Nasa’s mega Moon rocket arrives at launch pad

Rebecca Morelle, Alison Francis and Kevin Churchscience team
NASA’s megarocket has moved to the launch pad in Cape Canaveral, Florida, as final preparations continue for the first human mission to the Moon in more than 50 years.
The 98m-tall Space Launch System was transported vertically on the 6.5km journey from the vehicle assembly building to the pad in almost over 12 hours.
Once in place, final tests, checks and a dress rehearsal will take place before being cleared for the 10-day Artemis II mission, which will take four astronauts around the Moon.
NASA says the earliest the rocket can be launched is February 6, but there will be further launch windows later that month, in March and April.
ReutersThe rocket began moving at 07:04 local time (12:04 GMT) and arrived at Launch Pad 39B at Kennedy Space Center at 18:41 local time (23:42 GMT).
The rocket was carried by a huge machine called a crawler and reached a top speed of 0.82 mph (1.3 km/h) as it rolled. The live broadcast captured the slow-moving spectacle.
NASA said the rocket will be prepared for what it calls a “wet dress rehearsal” in the next few days for a test of fuel handling and countdown procedures.
The Artemis II crew — NASA’s Reid Wiseman, Victor Glover and Christina Koch, and Canadian astronaut Jeremy Hansen — were monitoring the rocket’s movement at the Kennedy Space Center.
In just a few weeks, four astronauts will be strapped into a spacecraft, placed on top of the rocket, and ready to head for the Moon.
This will be the first manned mission to the Moon since Apollo 17 touched down on the surface in December 1972.
NASANASA said the mission could take its astronauts into space where no one has been before.
Artemis II is not planned to land on the Moon, but will instead pave the way for a future Moon landing led by the Artemis III mission.
NASA said that the launch of Artemis III will take place in 2027 “at the earliest”. However, experts believe that the earliest possible date is 2028.
Koch said it was a great feeling to see the rocket.
“Astronauts are the calmest people on launch day. And I think … it feels that way because we’re so ready to do the mission that we came here to do and that we’re trained to do,” he said.
Hansen said he hopes the mission will inspire the world.
“The moon is something I take for granted. I’ve been looking at it my whole life, but then you look at it and look away,” he said.
“But now I’m looking at it more, and I think others will join us and look at the Moon more because people will be flying on the far side, and that’s a good thing for humanity.”
Artemis II will spend the first two days of their mission in orbit around the Earth before heading to the Moon.
“Almost immediately, we will enter an orbit 40,000 miles away, about a fifth of the distance from the Moon,” Koch told BBC News.
“We’re going to throw the world out the window in one ball, which is something none of us have seen from this perspective.
“And then we’ll go a quarter of a million miles away… doing a lot of science and operations along the way.”
While flying around the far side of the Moon, the crew will spend three hours observing the Moon, taking photographs and studying its geology; This will help plan and prepare for a future landing at the Moon’s south pole.
NASAA significant part of the Orion spacecraft, on which the astronauts will fly, was produced in Bremen, Germany.
The European Service Module, located behind the crew capsule, is the European Space Agency’s contribution to the mission and was built by Airbus.
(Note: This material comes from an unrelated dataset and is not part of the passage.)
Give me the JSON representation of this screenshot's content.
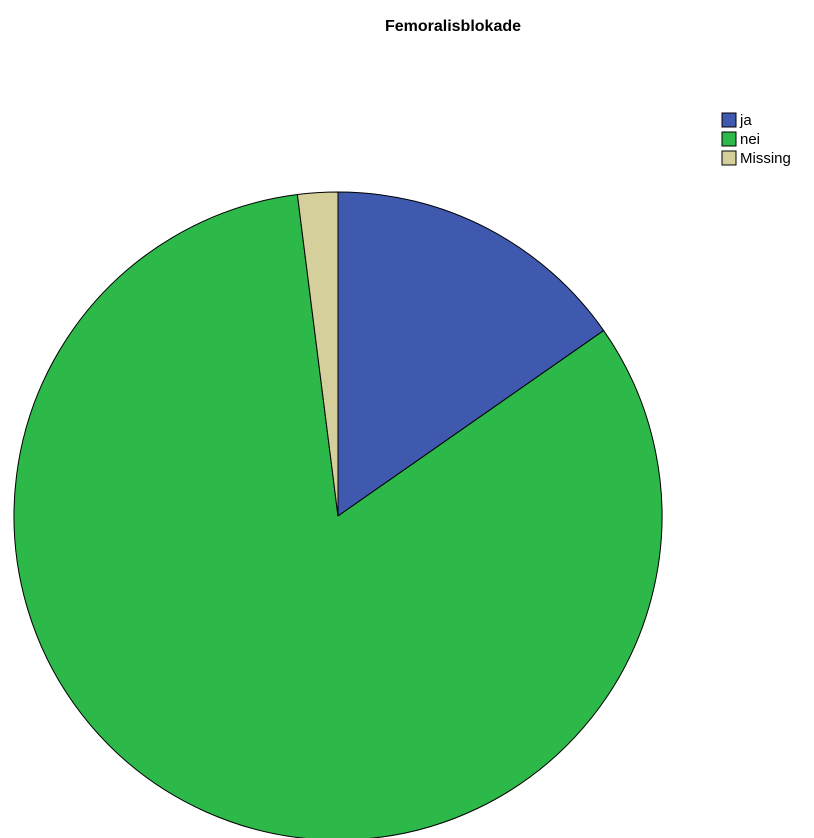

“The European Service Module is so important that we basically can’t get to the Moon without it,” says Sian Cleaver, a spacecraft engineer at Airbus.
“It provides the propulsion that Orion needs to take us to the Moon.”
He adds that large solar panels will generate all of the ship’s electrical power.
“We also have large tanks filled with oxygen and nitrogen that are mixed to create air and water, so we can provide everything the astronauts need in the crew module to ensure they survive their journey.”
Kevin Church/BBC NewsInside their clean room, the team is busy creating more modules for future Artemis missions. Each one takes about 18 months to put together, but took thousands of engineering hours to design. Everything on the ship needs to work perfectly.
“We need to get these astronauts to the Moon and back again in a completely safe manner,” Cleaver says.
With the rocket now on launch pad 39B, the Artemis team has been working around the clock to prepare it for liftoff.
The mission was already facing years of delays, and NASA is under pressure to get astronauts on the road as quickly as possible. But the US space agency said it would not compromise on safety.
John Honeycutt, head of the Artemis mission management team, said: “I have only one job and that is to get Reid, Victor, Christina and Jeremy back safely.
“We will fly when we are ready… the safety of the crew will be our number one priority.”